There has been a lot of press lately about how the newest generation of agentic artificial intelligence (AI) models is showing increased ability to "lie" to users, or "bluff" when caught in a mistake or a hallucination. As AI becomes more integrated into life and business, concerns over whether users can trust their AI agents can be unsettling.
That's why product data scientist and full-stack AI engineer Vaibhav Jha is concerned not just with technical fluency but with building trust into AI design. For Jha, deploying effective, enterprise-level AI that fulfills its promise is about more than just devising the right prompts; it's about understanding people. It's about empathy and about designing systems that earn trust proactively.
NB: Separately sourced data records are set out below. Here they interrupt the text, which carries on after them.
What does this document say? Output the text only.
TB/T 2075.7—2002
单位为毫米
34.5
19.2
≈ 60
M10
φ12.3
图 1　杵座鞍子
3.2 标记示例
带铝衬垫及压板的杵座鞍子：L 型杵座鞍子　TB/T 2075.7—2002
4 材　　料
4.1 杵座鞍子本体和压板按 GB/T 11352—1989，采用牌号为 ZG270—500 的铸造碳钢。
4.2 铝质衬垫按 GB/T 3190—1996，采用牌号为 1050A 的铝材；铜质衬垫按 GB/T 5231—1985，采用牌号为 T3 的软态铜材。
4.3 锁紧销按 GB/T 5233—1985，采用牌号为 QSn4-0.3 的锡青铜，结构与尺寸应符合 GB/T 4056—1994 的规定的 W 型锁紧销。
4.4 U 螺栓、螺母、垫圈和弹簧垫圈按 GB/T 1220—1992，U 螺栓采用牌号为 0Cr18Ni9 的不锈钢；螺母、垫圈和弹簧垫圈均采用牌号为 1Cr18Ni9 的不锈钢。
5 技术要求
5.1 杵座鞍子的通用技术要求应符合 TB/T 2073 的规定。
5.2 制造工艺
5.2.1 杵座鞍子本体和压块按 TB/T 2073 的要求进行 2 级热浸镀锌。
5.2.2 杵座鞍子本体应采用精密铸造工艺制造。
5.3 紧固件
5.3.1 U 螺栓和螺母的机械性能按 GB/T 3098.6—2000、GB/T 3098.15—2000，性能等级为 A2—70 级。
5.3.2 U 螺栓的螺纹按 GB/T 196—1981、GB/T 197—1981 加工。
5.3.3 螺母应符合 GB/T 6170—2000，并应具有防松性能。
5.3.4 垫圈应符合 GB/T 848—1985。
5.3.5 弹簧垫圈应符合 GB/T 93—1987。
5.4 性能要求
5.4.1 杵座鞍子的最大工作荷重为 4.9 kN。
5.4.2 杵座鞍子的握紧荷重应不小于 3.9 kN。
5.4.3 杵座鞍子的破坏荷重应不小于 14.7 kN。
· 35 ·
From his earliest projects at PayPal, where Jha developed AI-powered fraud-detection systems to protect user trust, to his latest work designing conversational agents that flag uncertain answers instead of bluffing when caught in an error, Jha has consistently focused on making AI responsible by design. This human-centered approach, he hopes, will reshape how generative AI (GenAI) earns users' trust in the workplace.
Responsible by Design
As far as Jha is concerned, the toughest barrier to GenAI adoption at the enterprise level is trust, not the capabilities of agentic AI. That means that simply honing the accuracy of the agents' responses isn't, by itself, enough. What's needed is AI design that prioritizes user control.
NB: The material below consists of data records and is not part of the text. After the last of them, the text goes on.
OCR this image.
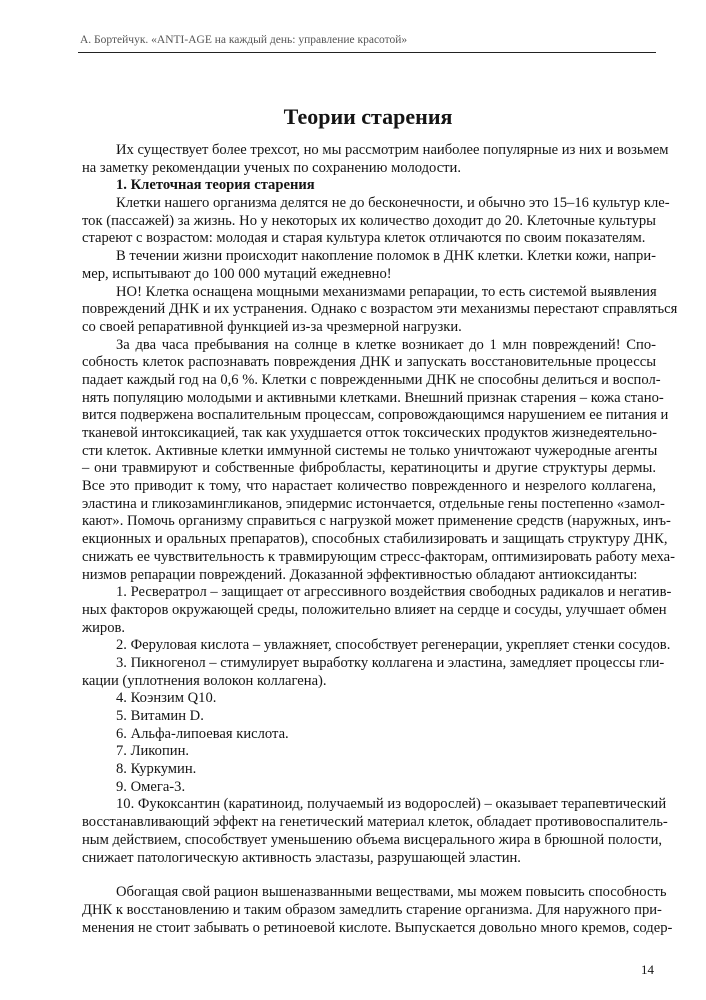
А. Бортейчук. «ANTI-AGE на каждый день: управление красотой»
Теории старения
Их существует более трехсот, но мы рассмотрим наиболее популярные из них и возьмем
на заметку рекомендации ученых по сохранению молодости.
1. Клеточная теория старения
Клетки нашего организма делятся не до бесконечности, и обычно это 15–16 культур кле-
ток (пассажей) за жизнь. Но у некоторых их количество доходит до 20. Клеточные культуры
стареют с возрастом: молодая и старая культура клеток отличаются по своим показателям.
В течении жизни происходит накопление поломок в ДНК клетки. Клетки кожи, напри-
мер, испытывают до 100 000 мутаций ежедневно!
НО! Клетка оснащена мощными механизмами репарации, то есть системой выявления
повреждений ДНК и их устранения. Однако с возрастом эти механизмы перестают справляться
со своей репаративной функцией из-за чрезмерной нагрузки.
За два часа пребывания на солнце в клетке возникает до 1 млн повреждений! Спо-
собность клеток распознавать повреждения ДНК и запускать восстановительные процессы
падает каждый год на 0,6 %. Клетки с поврежденными ДНК не способны делиться и воспол-
нять популяцию молодыми и активными клетками. Внешний признак старения – кожа стано-
вится подвержена воспалительным процессам, сопровождающимся нарушением ее питания и
тканевой интоксикацией, так как ухудшается отток токсических продуктов жизнедеятельно-
сти клеток. Активные клетки иммунной системы не только уничтожают чужеродные агенты
– они травмируют и собственные фибробласты, кератиноциты и другие структуры дермы.
Все это приводит к тому, что нарастает количество поврежденного и незрелого коллагена,
эластина и гликозамингликанов, эпидермис истончается, отдельные гены постепенно «замол-
кают». Помочь организму справиться с нагрузкой может применение средств (наружных, инъ-
екционных и оральных препаратов), способных стабилизировать и защищать структуру ДНК,
снижать ее чувствительность к травмирующим стресс-факторам, оптимизировать работу меха-
низмов репарации повреждений. Доказанной эффективностью обладают антиоксиданты:
1. Ресвератрол – защищает от агрессивного воздействия свободных радикалов и негатив-
ных факторов окружающей среды, положительно влияет на сердце и сосуды, улучшает обмен
жиров.
2. Феруловая кислота – увлажняет, способствует регенерации, укрепляет стенки сосудов.
3. Пикногенол – стимулирует выработку коллагена и эластина, замедляет процессы гли-
кации (уплотнения волокон коллагена).
4. Коэнзим Q10.
5. Витамин D.
6. Альфа-липоевая кислота.
7. Ликопин.
8. Куркумин.
9. Омега-3.
10. Фукоксантин (каратиноид, получаемый из водорослей) – оказывает терапевтический
восстанавливающий эффект на генетический материал клеток, обладает противовоспалитель-
ным действием, способствует уменьшению объема висцерального жира в брюшной полости,
снижает патологическую активность эластазы, разрушающей эластин.
Обогащая свой рацион вышеназванными веществами, мы можем повысить способность
ДНК к восстановлению и таким образом замедлить старение организма. Для наружного при-
менения не стоит забывать о ретиноевой кислоте. Выпускается довольно много кремов, содер-
14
Recent examples from the industry have demonstrated how AI agents frequently double down rather than admit uncertainty when they make a mistake or experience a hallucination, undermining user trust. The problem lies not only in the fabrication of information but also in the inability to convey uncertainty, which can lead to frustration, misinformation, and reputational damage.
The AI solutions Jha has helped develop don't just aim for accuracy; they communicate about the accuracy of their responses. They flag ambiguity in both the prompts and the answers. In the case of an ambiguous prompt, the agent asks the user to rephrase it. In the case of an answer that may include information that isn't factual, the agent marks the response as unverified.
Honest admission, before the user requests it, can build confidence and improve communication between the human client and the AI agent. When developing GenAI pilot deployments for enterprise GenAI solutions, such as the use of a conversational AI in HR or an AskHR AI assistant, this responsibility, by design, not only saves frustration but can also save clients from lawsuits. Fallback logic and uncertainty flagging aren't just technical features; they're deliberate design choices that prioritize empathy for the client over mere efficiency in deploying agentic AI.
Cultivating AI Fluency and Trust Across Teams
The other thing Jha advocates is establishing AI fluency and trust among stakeholders at the start of an enterprise GenAI implementation. For Jha, stakeholder alignment begins with listening, not building.
"Whether you're pitching a GenAI PoC or negotiating project scope," Jha advises, "remember that stakeholders are people first. Listen more than you speak, ask about their pain points, celebrate small wins with them, and acknowledge their concerns. When clients see you value their perspective, they become collaborators instead of skeptics."
This listening-first approach also enables the design of AI agents tailored to the user, rather than expecting the user to adapt to the AI agent. This is why Jha believes empathy can be a strategic differentiator in a field often defined by abstraction and efficiency metrics.
Pushing Toward the Future
It is a philosophy Jha has been sharing and implementing across many venues. At Silicon Valley Labs in 2024, he presented live demos of AskHR and Researcher Agent, illustrating how conversational AI can handle sensitive HR and knowledge-management queries at scale while maintaining safety protocols. At IBM, he spotted a $79 million billing discrepancy, showing how data pipelines can recover value for clients. And in 2023, he won first place among 160,000 participants from over 60 countries in IBM's Watsonx GenAI Hackathon.
Vaibhav Jha's current focus is agentic root-cause analysis, orchestrating autonomous agents to pinpoint root causes behind complex problems. He strives to bridge the gaps between current AI research and practical enterprise adoption. Whether speaking to thousands or a small group of colleagues, Vaibhav Jha conveys both his excitement for the future possibilities of GenAI and his conviction that GenAI needs to be human-centered by design.